Submitted to: Current Opinion in Plant Biology
Publication Type: Review Article
Publication Acceptance Date: 4/16/2007
Publication Date: 6/1/2007
Citation: Cahoon, E.B., Shockey, J.M., Dietrich, C.R., Dyer, J.M. 2007. Engineering oilseeds for sustainable production of industrial and nutritional feedstocks: solving bottlenecks in fatty acid flux. Current Opinion in Plant Biology. 10:236-244. Interpretive Summary:
Technical Abstract: Vegetable oils provide a platform for the production of high-value fatty acids that can replace non-sustainable petroleum and oceanic sources of specialty chemicals and aquaculture feed. Recent efforts to engineer seeds of crop and model species to produce new types of fatty acid structures for these uses have met with encouraging, but only modest success.
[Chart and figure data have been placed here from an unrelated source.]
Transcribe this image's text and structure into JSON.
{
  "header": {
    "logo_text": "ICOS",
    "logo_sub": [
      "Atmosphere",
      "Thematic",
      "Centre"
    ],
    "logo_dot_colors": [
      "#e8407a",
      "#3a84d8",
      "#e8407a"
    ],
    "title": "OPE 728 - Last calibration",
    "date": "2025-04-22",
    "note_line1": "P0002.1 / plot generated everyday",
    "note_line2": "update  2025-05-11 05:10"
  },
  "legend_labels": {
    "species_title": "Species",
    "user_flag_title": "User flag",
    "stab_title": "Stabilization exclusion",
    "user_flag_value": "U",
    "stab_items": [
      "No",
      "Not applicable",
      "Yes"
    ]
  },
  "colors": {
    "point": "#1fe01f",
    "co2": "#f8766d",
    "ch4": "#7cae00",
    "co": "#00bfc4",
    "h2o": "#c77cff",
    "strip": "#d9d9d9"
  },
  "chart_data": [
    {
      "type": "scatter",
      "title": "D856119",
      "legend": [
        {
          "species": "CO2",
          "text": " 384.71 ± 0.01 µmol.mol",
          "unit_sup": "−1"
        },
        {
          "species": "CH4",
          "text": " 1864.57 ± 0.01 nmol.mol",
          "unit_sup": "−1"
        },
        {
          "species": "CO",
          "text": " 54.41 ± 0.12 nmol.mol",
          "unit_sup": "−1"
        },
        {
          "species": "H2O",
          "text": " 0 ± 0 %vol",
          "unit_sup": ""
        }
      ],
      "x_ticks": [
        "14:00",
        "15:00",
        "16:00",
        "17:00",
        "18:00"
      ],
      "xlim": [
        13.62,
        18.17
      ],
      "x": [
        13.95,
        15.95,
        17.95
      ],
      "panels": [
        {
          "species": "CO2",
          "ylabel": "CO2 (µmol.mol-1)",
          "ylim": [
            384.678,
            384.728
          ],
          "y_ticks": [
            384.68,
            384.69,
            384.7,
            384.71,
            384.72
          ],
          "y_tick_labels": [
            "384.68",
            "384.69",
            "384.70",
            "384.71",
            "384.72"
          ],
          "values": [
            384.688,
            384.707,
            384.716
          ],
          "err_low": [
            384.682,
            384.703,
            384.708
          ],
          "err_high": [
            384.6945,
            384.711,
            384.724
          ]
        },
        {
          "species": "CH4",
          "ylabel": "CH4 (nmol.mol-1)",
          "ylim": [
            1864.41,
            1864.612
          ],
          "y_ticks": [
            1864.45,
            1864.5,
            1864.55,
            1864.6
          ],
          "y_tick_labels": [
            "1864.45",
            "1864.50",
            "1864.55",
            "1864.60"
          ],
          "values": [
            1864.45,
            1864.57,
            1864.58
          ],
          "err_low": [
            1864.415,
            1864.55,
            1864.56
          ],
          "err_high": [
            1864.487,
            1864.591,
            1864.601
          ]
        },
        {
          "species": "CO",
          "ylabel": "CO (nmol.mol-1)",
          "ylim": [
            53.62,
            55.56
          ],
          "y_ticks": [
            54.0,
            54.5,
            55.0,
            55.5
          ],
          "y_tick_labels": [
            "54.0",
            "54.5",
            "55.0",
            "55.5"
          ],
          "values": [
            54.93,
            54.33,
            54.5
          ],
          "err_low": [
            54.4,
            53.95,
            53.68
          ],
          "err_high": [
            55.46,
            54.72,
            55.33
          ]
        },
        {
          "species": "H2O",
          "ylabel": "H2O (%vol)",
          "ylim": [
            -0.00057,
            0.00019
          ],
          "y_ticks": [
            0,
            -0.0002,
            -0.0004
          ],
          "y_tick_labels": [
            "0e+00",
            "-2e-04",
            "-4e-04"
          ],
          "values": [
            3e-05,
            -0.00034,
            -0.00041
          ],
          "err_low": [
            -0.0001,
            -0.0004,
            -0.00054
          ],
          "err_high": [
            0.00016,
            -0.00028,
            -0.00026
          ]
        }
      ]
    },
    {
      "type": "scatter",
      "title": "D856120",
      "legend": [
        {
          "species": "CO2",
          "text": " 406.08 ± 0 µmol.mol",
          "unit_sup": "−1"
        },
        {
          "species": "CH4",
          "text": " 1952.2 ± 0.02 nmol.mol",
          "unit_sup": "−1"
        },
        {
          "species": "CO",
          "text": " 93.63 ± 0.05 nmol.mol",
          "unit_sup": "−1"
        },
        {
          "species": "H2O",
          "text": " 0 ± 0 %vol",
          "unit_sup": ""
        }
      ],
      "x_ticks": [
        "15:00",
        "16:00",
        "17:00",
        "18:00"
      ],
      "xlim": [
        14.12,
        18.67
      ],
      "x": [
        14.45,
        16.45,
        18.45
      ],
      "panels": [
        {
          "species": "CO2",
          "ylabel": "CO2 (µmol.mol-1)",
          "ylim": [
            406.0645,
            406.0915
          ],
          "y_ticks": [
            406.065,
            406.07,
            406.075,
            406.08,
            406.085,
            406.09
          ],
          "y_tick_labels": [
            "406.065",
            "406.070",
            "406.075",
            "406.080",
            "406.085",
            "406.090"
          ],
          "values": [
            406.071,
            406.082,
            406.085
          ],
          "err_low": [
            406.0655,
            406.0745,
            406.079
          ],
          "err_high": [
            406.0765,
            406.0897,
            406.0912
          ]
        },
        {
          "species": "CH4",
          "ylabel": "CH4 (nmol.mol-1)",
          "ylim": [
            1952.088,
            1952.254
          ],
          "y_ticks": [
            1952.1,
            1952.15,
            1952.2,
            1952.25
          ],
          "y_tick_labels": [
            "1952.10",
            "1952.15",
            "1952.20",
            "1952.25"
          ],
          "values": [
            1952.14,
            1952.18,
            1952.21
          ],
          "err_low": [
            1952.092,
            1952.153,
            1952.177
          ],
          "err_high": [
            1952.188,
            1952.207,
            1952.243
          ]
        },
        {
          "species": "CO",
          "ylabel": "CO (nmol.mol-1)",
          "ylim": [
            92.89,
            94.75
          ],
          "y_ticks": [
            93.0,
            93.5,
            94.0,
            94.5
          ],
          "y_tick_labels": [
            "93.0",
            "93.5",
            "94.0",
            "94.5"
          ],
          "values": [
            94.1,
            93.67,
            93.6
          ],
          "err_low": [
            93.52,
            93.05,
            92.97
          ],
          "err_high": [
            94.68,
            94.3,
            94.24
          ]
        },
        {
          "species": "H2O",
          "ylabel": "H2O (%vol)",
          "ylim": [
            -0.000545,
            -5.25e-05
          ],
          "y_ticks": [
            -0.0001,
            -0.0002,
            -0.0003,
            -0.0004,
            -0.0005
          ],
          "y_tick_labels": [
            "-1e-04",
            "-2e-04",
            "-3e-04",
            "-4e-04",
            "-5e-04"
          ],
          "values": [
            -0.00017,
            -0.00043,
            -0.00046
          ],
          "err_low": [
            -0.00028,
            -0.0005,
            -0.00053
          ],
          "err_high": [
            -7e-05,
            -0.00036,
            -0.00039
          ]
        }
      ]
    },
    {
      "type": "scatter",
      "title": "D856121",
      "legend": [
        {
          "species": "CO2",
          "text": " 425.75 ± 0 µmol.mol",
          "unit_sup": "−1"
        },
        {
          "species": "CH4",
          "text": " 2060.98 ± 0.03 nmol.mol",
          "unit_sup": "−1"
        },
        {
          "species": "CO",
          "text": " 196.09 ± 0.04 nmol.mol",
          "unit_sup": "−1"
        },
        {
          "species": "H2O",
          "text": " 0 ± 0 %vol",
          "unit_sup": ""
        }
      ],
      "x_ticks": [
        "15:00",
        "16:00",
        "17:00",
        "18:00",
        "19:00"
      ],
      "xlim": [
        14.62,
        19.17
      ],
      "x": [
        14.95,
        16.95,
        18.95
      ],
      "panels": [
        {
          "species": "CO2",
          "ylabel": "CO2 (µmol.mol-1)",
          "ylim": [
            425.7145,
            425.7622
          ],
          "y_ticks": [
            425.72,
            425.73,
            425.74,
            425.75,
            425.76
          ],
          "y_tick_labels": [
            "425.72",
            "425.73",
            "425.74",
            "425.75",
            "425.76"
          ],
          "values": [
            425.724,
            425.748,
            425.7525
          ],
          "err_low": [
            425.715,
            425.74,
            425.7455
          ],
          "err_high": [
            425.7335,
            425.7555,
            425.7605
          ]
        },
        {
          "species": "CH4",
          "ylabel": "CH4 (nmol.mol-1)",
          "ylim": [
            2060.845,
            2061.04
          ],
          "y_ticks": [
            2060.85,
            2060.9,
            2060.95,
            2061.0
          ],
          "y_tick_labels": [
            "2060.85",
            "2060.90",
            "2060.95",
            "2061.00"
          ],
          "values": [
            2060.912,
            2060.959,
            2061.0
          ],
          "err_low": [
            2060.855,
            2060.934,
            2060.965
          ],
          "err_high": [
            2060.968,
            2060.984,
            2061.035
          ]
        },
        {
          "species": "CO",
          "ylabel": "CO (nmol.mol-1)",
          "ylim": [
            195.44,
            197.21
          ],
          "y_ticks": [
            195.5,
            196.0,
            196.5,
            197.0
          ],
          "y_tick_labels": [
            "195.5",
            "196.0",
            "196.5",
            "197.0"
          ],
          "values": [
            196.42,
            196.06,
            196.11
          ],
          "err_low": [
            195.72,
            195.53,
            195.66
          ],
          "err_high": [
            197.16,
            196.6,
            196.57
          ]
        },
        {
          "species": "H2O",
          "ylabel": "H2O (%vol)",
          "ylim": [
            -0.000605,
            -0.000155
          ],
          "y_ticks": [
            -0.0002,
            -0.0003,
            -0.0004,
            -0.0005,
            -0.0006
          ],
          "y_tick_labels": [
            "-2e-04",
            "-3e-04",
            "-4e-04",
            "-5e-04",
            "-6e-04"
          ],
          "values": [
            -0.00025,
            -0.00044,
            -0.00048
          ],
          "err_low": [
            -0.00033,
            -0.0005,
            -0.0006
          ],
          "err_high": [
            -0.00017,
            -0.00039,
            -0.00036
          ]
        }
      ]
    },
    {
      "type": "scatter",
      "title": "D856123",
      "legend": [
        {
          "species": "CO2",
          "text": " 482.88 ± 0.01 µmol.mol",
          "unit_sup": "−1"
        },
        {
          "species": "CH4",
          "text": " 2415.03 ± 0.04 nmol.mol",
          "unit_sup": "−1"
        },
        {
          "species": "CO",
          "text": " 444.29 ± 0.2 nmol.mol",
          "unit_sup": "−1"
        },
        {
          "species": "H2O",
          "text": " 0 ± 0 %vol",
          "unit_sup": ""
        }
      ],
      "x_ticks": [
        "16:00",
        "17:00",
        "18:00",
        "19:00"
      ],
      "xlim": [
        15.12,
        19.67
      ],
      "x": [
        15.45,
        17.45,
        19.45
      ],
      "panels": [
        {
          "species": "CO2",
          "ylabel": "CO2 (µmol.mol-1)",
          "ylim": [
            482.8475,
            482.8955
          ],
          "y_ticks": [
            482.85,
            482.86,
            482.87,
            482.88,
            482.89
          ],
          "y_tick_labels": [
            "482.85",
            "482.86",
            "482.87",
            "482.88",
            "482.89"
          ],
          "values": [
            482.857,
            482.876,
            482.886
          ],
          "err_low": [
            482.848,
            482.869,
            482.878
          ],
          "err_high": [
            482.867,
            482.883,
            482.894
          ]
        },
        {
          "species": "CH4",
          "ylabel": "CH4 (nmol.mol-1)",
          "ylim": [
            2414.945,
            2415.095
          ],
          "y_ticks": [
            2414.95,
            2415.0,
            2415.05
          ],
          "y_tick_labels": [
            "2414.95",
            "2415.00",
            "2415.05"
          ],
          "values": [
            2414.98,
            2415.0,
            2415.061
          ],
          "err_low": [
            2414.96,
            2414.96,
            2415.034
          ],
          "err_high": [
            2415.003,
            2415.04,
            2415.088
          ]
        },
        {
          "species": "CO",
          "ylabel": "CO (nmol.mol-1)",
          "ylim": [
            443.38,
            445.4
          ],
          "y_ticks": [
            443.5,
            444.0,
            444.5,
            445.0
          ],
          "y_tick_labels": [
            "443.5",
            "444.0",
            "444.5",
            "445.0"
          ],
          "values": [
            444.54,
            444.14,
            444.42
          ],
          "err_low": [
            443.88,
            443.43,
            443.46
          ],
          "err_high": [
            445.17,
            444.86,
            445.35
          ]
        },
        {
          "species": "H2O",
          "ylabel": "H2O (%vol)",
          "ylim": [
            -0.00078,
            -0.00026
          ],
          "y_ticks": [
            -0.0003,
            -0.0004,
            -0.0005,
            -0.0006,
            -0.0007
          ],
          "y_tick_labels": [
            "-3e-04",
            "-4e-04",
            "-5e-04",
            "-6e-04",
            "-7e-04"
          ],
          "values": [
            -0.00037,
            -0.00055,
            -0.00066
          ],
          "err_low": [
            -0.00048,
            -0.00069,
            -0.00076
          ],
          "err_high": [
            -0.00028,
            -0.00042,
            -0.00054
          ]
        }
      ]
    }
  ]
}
These studies have included research to produce seed oils that contain hydroxy and conjugated fatty acids for industrial uses and long-chain omega-3 polyunsaturated fatty acids for farmed fish feeds. The collective results from these studies point to an inability of seeds from the engineered host plant to maintain efficient or selective flux of unusual fatty acids between different substrate pools and ultimately into storage in triacylglycerol (TAG). Evidence is emerging that diacylglycerol acyltransferase 2, which catalyzes the final step in TAG assembly, is an important contributor to the synthesis of many unusual fatty acid-containing oils and will likely be a key target for future oilseed metabolic engineering efforts.